Hello Dear Reader,
As it is Sunday it is officially “Check-In Time” for week 3 of The Artist’s Way. This week’s theme was recovering a sense of power. I initially recovered my sense of power by extending my week in light of the holidays and all that encompassed. 🙂
Here is my official check-in, for your reading pleasure:
1) How many days this week did you do your morning pages? How was the experience for you? If you skipped a day, why did you skip it? I wrote at least three pages every day this week – more than three on more than on occassion! Whoo Hoo! That being said, I have yet to write my morning pages today…
I find that I will frequently pull my journal out when I am visiting my mom. She is usually either asleep or in her own world, so I use the time to just be with her and write about what is going on in the SNF (Skilled Nursing Facility), or wondering what she is remembering as she mumbles and screams.
2) Did you do your artist date this week? What did you do? How did it feel? You know, I honestly thought this would be one of the easiest and tastiest pieces of the Artist’s Way pie – but so far it is one of the most difficult for me to accomplish. If I can stretch the definition of the artist date a bit I would say that I took my artist self out for a decaf and a muffin before I went to the gym on Thursday. I sat in a sagging, worn, comfy, blue leather couch and read the paper, watched people, and wrote a few pages. Does that count? I think I need to re-read the part about artist dates and get on this one!
3) Did you experience any synchronicity this week? What was it? Hmmm…Sadly, I have to say “No.” Not that I wasn’t on the outlook for it! I love synchronicity and am always hopeful it will find me, but it didn’t this week. I remain hopeful.

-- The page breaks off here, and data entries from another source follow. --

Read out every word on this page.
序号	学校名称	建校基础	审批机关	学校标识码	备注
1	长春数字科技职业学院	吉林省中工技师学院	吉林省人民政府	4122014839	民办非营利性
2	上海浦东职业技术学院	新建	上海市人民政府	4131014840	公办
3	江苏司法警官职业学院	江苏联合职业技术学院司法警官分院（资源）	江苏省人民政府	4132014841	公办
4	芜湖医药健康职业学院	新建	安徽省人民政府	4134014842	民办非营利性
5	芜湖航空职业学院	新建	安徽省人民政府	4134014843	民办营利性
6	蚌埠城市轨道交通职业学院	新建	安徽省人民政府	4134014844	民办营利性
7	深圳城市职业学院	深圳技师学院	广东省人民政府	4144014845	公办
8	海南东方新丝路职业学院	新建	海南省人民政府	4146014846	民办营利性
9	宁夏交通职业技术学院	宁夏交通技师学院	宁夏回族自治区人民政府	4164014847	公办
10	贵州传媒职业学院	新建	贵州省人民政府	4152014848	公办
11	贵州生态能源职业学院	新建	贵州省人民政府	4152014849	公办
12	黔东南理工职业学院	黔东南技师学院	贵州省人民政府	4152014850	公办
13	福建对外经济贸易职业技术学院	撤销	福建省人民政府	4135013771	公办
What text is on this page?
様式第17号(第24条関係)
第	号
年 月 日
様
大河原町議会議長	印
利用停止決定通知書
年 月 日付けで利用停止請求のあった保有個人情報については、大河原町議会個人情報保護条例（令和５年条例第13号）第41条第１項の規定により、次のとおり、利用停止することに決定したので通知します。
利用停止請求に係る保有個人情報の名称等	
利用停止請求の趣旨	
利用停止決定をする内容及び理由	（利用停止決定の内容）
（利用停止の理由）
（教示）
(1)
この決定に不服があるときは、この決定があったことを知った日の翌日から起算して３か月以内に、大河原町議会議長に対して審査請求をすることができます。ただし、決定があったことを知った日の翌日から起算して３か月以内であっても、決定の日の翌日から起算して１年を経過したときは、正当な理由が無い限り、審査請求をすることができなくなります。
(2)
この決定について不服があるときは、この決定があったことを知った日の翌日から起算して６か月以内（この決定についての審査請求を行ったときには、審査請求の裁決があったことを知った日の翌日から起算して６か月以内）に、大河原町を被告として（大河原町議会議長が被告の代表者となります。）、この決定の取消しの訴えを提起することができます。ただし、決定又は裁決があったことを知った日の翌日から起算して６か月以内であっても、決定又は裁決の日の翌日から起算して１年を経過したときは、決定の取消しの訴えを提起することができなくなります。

4) Were there any issues this week that you consider significant for your recovery? Describe them. Why yes, Dear Reader, there were, thanks for asking!
One of the tasks this week was to describe 5 characteristics you like in yourself as a child. I hesitated to do this task, but remembered that the instructions are to pay close attention to the tasks that make you the most uncomfortable – or that you shy away from – and do those. So I dove in and was actually able to come up with quite a few things I liked about myself as a child like my imagination, my ability to entertain myself, my creativity, my confidence, my strong belief that my way was as right as anyone else’s way and my sense of humor.
The thing that struck me the most was the amount of confidence I used to have. I began to wonder when it started to fade. Let me tell you a story – when I was in 9th grade I was competing (track and field, people!) in a big meet called the Central Coast Section (CCS) Top 8 meet. Supposedly this was a chance for the fastest folks in the section to go head to head early in the season. I was ready, I felt good, I was confident. My father (a track coach) was there and several members of his track team were there to cheer me on. They all said “we know you can do it! you can win!” and I believed them. I believed in myself. It totally didn’t phase me that there were older girls racing against me who had run faster than I had. I didn’t care. I knew I could win.
And I did.
After I won, I remember the same kids who had said “We know you can do it!” told me – “Wow! I didn’t think you would win! We were just saying that.” It gave me pause. But not too much, because later in the season I had made it to the CCS Finals where a top finish would get me one step away from the state meet. I recall driving over to the meet, looking at the seeds for my race and seeing how many other girls had faster times than I did going into the race. But again, I was confident. I remember saying out-loud to my coach – “I can beat them. I can run that fast.”
And I did. I won the 200 meter CCS finals as a freshman! That was a big deal.
Now that I look back, that was probably the last time I felt that confident, that invincible in the face of competition, that sure of myself and my abilities.
In 2010, I want to become Confident Girl again.